Discurso durante a 20ª Sessão Deliberativa Extraordinária, no Senado Federal

Apresentação de propostas de soluções para a atual situação do sistema prisional brasileiro.

Autor
Antonio Carlos Valadares (PSB - Partido Socialista Brasileiro/SE)
Nome completo: Antonio Carlos Valadares
Casa
Senado Federal
Tipo
Discurso
Resumo por assunto
SEGURANÇA PUBLICA:
  • Apresentação de propostas de soluções para a atual situação do sistema prisional brasileiro.
Publicação
Publicação no DSF de 10/03/2017 - Página 49
Assunto
Outros > SEGURANÇA PUBLICA
Indexação
  • APRESENTAÇÃO, PROPOSTA, SOLUÇÃO, CRISE, SISTEMA PENITENCIARIO, PAIS, DEMONSTRATIVO, DADOS, RELATORIO, CONSELHO DE JUSTIÇA, CRITICA, LOTAÇÃO, PRESIDIO, FALTA, DIGNIDADE, PRESO, DEMORA, JULGAMENTO, ENFASE, ESTADO DE SERGIPE (SE), NECESSIDADE, ACELERAÇÃO, AÇÃO JUDICIAL, REDUÇÃO, NUMERO, PRISÃO PROVISORIA, EFICIENCIA, JUDICIARIO, LIBERAÇÃO, RECURSOS, CONSTRUÇÃO, AMPLIAÇÃO, SERVIDOR, CARCEREIRO, OBJETIVO, COMBATE, CRIME ORGANIZADO, AUMENTO, SEGURANÇA PUBLICA.

    O SR. ANTONIO CARLOS VALADARES (Bloco Socialismo e Democracia/PSB - SE. Pronuncia o seguinte discurso. Sem revisão do orador.) – Sr. Presidente, Srªs e Srs. Senadores, telespectadores da TV Senado, ouvintes da Rádio Senado e aqueles que nos acompanham nas redes sociais, depois da lamentável sequência de rebeliões e massacres ocorridos nos presídios de vários Estados no mês de janeiro, subi a esta tribuna para falar do flagelo do nosso sistema prisional. Denunciei aqui os velhos problemas negligenciados, como a superlotação, a falta de estrutura e a incapacidade do Estado brasileiro de assegurar condições mínimas de dignidade aos que estão sob sua custódia.

    Volto hoje ao tema, municiado por dados novos e importantíssimos, frutos de um relatório sobre a situação dos presos no Brasil, elaborado pelo Conselho Nacional de Justiça (CNJ), a pedido da Presidente do Supremo Tribunal Federal, Ministra Cármen Lúcia, iniciativa tomada justamente em resposta à sucessão de episódios de violência e descontrole.

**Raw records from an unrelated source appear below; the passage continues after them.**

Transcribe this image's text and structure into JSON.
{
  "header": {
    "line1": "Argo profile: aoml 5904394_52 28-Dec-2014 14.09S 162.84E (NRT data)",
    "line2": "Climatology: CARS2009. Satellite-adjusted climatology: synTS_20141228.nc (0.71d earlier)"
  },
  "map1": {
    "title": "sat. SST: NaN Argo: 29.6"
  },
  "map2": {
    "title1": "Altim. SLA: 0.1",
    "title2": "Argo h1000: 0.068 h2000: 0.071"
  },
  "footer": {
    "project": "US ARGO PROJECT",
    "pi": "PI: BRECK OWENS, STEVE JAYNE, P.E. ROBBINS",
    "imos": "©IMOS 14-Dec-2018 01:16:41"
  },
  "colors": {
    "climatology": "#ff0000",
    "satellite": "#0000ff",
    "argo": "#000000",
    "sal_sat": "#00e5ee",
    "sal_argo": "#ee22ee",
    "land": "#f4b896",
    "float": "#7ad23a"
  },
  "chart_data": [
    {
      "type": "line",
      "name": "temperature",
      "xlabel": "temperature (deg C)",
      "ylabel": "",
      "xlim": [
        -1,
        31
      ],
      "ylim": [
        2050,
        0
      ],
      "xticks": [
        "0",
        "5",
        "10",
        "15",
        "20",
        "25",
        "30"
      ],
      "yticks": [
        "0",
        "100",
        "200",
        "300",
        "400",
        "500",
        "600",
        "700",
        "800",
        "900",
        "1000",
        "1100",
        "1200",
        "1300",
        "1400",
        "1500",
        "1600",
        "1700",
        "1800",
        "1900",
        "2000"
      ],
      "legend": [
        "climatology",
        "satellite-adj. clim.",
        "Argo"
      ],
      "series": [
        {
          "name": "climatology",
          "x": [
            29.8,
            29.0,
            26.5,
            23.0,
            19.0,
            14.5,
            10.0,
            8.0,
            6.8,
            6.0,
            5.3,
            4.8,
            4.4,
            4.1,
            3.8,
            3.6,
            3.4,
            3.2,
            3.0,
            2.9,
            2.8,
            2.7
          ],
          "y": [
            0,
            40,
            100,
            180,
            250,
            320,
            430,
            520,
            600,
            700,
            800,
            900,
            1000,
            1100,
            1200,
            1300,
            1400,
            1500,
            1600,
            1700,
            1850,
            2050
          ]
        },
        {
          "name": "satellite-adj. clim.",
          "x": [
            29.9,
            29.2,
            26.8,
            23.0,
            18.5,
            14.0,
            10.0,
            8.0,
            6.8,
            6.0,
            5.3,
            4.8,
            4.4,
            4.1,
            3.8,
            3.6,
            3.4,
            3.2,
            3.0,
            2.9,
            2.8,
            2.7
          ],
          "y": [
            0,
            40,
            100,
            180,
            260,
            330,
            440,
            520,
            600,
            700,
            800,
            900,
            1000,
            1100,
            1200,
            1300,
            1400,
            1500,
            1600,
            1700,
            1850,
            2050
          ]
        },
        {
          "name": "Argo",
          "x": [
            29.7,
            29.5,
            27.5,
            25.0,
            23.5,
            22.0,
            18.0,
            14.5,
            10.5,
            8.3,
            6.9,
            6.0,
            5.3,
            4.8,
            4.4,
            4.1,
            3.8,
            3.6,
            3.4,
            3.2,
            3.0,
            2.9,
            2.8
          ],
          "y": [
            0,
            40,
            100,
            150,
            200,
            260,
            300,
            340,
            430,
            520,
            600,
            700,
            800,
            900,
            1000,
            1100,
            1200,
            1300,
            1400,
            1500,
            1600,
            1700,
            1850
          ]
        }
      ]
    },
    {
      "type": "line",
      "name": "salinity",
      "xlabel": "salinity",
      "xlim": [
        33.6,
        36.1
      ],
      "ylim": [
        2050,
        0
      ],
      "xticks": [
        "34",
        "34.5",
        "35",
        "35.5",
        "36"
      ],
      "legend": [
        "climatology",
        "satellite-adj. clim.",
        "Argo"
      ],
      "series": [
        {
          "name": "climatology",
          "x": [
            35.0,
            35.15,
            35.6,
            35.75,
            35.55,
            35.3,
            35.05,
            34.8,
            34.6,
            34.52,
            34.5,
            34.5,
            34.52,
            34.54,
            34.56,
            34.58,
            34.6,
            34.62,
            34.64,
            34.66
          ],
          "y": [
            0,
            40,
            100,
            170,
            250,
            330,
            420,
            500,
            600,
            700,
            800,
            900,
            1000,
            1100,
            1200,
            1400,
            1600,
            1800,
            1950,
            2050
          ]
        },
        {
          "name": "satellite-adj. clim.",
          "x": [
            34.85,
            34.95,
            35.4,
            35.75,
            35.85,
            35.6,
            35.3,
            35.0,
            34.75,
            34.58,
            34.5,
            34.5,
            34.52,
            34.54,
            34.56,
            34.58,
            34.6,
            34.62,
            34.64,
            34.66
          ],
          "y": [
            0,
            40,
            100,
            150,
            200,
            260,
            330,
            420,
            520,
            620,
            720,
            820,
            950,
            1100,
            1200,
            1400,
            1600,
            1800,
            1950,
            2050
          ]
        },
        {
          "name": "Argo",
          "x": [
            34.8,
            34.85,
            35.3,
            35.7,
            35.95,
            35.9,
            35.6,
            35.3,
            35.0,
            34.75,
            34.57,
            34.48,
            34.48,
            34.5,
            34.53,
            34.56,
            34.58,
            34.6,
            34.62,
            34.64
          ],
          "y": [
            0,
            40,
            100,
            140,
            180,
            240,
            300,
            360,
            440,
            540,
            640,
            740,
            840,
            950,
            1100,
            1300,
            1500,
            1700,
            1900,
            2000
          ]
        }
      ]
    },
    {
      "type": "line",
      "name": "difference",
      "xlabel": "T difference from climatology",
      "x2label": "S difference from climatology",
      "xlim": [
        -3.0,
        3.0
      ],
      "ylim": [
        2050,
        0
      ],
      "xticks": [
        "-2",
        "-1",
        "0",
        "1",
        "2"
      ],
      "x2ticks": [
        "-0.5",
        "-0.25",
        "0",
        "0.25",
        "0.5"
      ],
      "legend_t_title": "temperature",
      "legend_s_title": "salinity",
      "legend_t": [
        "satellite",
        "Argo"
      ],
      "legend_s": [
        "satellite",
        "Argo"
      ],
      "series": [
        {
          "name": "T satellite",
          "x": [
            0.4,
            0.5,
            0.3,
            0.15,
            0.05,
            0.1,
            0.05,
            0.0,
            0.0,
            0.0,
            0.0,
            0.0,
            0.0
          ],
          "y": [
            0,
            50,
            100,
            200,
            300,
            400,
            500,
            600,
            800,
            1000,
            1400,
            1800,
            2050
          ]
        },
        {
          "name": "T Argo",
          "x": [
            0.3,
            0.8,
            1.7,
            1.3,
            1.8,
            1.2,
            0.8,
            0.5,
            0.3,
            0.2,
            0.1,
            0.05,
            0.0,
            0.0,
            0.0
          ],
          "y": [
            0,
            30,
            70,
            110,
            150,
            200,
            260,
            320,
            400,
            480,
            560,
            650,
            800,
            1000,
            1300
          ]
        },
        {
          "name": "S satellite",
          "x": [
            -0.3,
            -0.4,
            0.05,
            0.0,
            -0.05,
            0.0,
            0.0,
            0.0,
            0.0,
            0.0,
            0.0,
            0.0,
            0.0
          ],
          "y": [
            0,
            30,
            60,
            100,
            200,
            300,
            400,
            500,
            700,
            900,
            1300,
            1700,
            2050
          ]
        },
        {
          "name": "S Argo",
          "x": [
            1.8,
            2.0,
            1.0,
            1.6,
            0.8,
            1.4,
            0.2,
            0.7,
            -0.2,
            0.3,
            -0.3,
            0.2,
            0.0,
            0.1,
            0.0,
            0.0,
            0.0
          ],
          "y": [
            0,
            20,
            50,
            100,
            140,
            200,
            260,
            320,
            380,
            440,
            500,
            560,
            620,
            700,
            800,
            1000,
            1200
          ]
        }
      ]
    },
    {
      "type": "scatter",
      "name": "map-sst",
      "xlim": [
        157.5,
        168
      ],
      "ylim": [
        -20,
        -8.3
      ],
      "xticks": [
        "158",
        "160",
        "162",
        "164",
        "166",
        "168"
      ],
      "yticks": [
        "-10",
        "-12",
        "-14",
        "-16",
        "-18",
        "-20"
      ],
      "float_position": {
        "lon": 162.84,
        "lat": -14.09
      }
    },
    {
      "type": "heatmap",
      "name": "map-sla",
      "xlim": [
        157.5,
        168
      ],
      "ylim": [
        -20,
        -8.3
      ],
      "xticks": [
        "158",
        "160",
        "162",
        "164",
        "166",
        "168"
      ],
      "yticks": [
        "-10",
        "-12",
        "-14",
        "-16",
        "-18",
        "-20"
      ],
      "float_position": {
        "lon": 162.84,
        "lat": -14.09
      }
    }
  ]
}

    É de fundamental importância analisarmos o resultado do levantamento feito pelo CNJ. Segundo esse relatório – pasmem, Srªs e Srs. Senadores –, o País tem hoje 654.372 pessoas presas. Desse total, 433.318 já foram condenadas, isto é, 66%, enquanto 221.054, 34%, portanto, estão em situação provisória. Vejam que indicador alarmante: a cada três pessoas, uma está aguardando julgamento, e o tempo médio de espera é de no mínimo um ano.

    Sou sergipano. Estou ciente da crise por que estamos passando no Estado de Sergipe, ocasionada por absoluta falta de prioridade do Governo do meu Estado. Fico constrangido em citar nossas estatísticas.

    Sergipe é hoje o Estado mais violento do Brasil. Triste título! Agora, a partir do levantamento do CNJ, vem outro dado estarrecedor, lamentável, envolvendo o meu querido Estado de Sergipe. Ficamos sabendo que lideramos outro lamentável indicador. Do total de 4.401 presos no meu Estado, 3.624 são provisórios, o que representa nada menos do que 82% da população carcerária. Esse é um dado colhido de um levantamento, como eu disse, feito pelo CNJ (Conselho Nacional de Justiça), por determinação da Presidente Cármen Lúcia, do Supremo Tribunal Federal.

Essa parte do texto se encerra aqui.